There were some things that worked, and some things that did not. And the students were savvy and picked up on that. For example, these two anonymous comments from my student evaluations nailed it:
  • It seems like this class tried to bridge the experience gap between CS and COGS majors with regards to python, and desperately failed. As a CS major, the assignments were too easy, and yet many of those with no python experience struggled immensely. I'm not sure how this should be solved; perhaps have an introductory python course as a prerequisite which may also be fulfilled by a CS class?
  • The class had a mix of Cogs, and CS students. (For the most part) Many felt it was too hard, and many felt it was too easy. It's hard to decide what direction the class should go. It was the perfect difficulty for me.
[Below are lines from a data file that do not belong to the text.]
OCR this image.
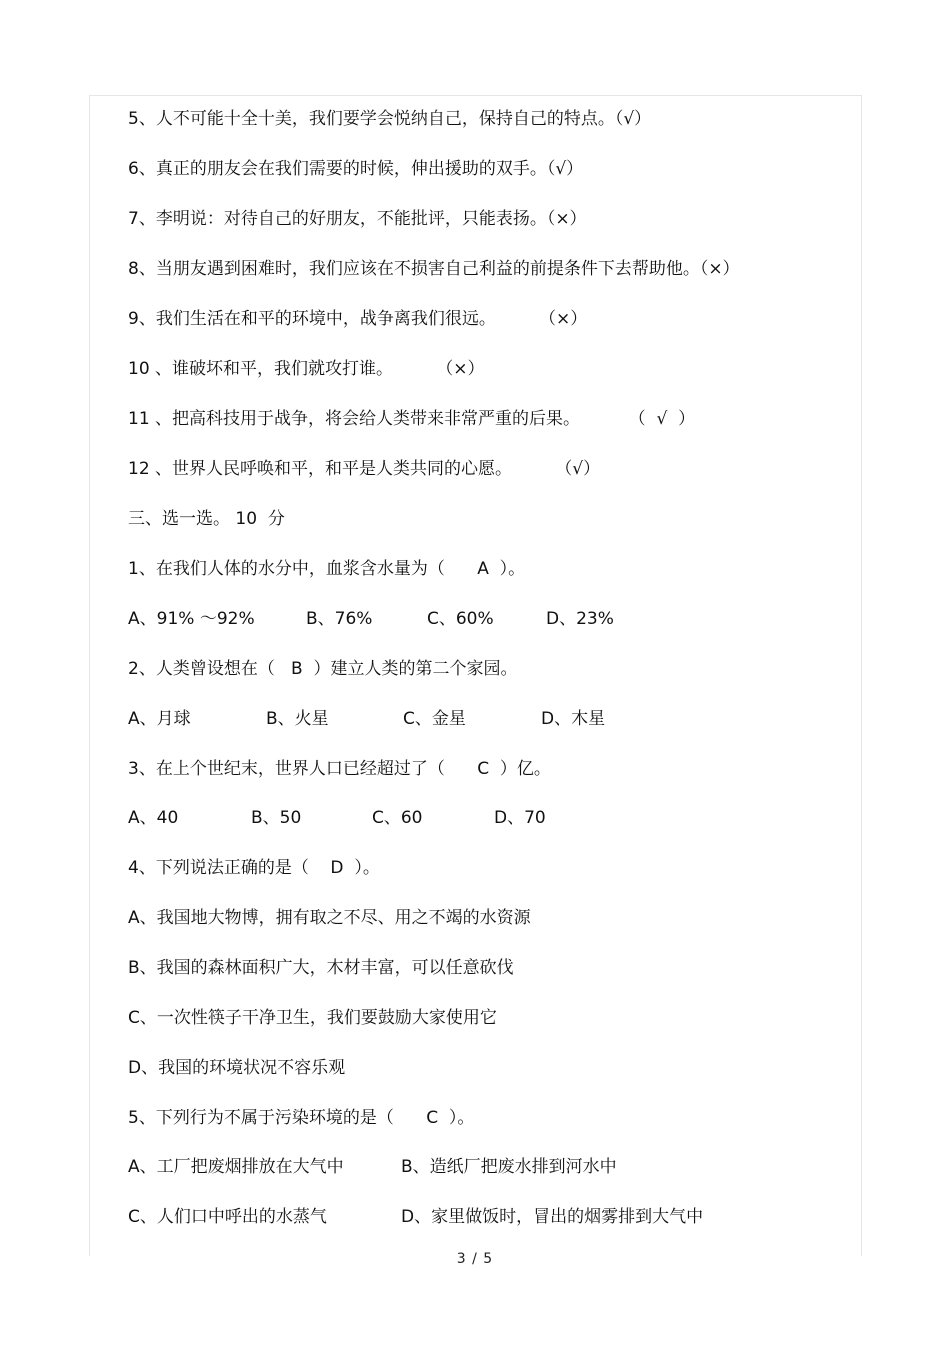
5、人不可能十全十美，我们要学会悦纳自己，保持自己的特点。（√）
6、真正的朋友会在我们需要的时候，伸出援助的双手。（√）
7、李明说：对待自己的好朋友，不能批评，只能表扬。（×）
8、当朋友遇到困难时，我们应该在不损害自己利益的前提条件下去帮助他。（×）
9、我们生活在和平的环境中，战争离我们很远。        （×）
10 、谁破坏和平，我们就攻打谁。        （×）
11 、把高科技用于战争，将会给人类带来非常严重的后果。         （  √  ）
12 、世界人民呼唤和平，和平是人类共同的心愿。        （√）
三、选一选。 10  分
1、在我们人体的水分中，血浆含水量为（      A  ）。
A、91% ～92%	B、76%	C、60%	D、23%
2、人类曾设想在（   B  ）建立人类的第二个家园。
A、月球	B、火星	C、金星	D、木星
3、在上个世纪末，世界人口已经超过了（      C  ）亿。
A、40	B、50	C、60	D、70
4、下列说法正确的是（    D  ）。
A、我国地大物博，拥有取之不尽、用之不竭的水资源
B、我国的森林面积广大，木材丰富，可以任意砍伐
C、一次性筷子干净卫生，我们要鼓励大家使用它
D、我国的环境状况不容乐观
5、下列行为不属于污染环境的是（      C  ）。
A、工厂把废烟排放在大气中	B、造纸厂把废水排到河水中
C、人们口中呼出的水蒸气	D、家里做饭时，冒出的烟雾排到大气中
3 / 5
It was hard enough to have the material be intellectually stimulating, and easy enough for me to not want to change my major and rethink life decisions. Good luck with improving the class. And thank you for offering this great class! It truly is what you make of it.
The class only had one intro-level programming requirement, and it lead to a nearly bimodal distribution of number of study hours required. I heard over and again that Computer Science students were finishing assignments in 15 minutes while Cognitive Science students were taking 5-10 hours. That's too big of a spread, so as the Data Science curriculum here matures, we'll require an introduction to Python class.

That said, I'm not beating myself up too much, as the comments from the students were constructive (showing they cared!) and also very much motivating for me to continue to put in the time and effort to build classes such as this one. Yes, I'm singing my own praises by posting the below comments, but they show that teaching Data Science at scale can work—and even be personal!—in a way they students really connect with:
  • For first time teaching this class and there are not many Data Science in courses ANYWHERE kudos to Mr.Voytek. He maintains a relaxed demeanor even though I am sure it is very stressful. He is flexible in the course content even though we had a clear class guide at the beginning. I don't know any professors who could have handled it this well. Very approachable and has a clear passion.
  • He is the best professor at UCSD. Going to his class always felt like a place where an instructor is truly in love what he does. Prof Voytek made me realize one should be happy at what they are doing. Thats what matters in the end - 'having a relationship with your work'.
  • This course has really opened up Data Science as a possibility for my future. It's a fascinating field, and to hear Professor Voytek and the guest lecturers speak so passionately of it makes me really excited to participate.
  • Professor Voytek is one of a kind, very generous, kind, and respectable. I wish most professors that taught here had the same enthusiasm as Voytek, I never had a professor that is just an overall great person like Voytek. The way he runs lectures and his overall class was great, it seemed very well-structured, organized, and not too challenging but not to easy as well. If i recall, this was also his first time teaching Cogs 108. I would say that Voytek showed us a great amount of topics needed for data science. I couldn't say much more other than Professor Voytek left me with an impression that there is still hope for ME and also OTHERS to do well, you can really tell that Voytek truly cares for his students to do well. If you're reading these evaluations professor Voytek, I want to truly thank you for everything that you were able to teach in the span of 10 weeks!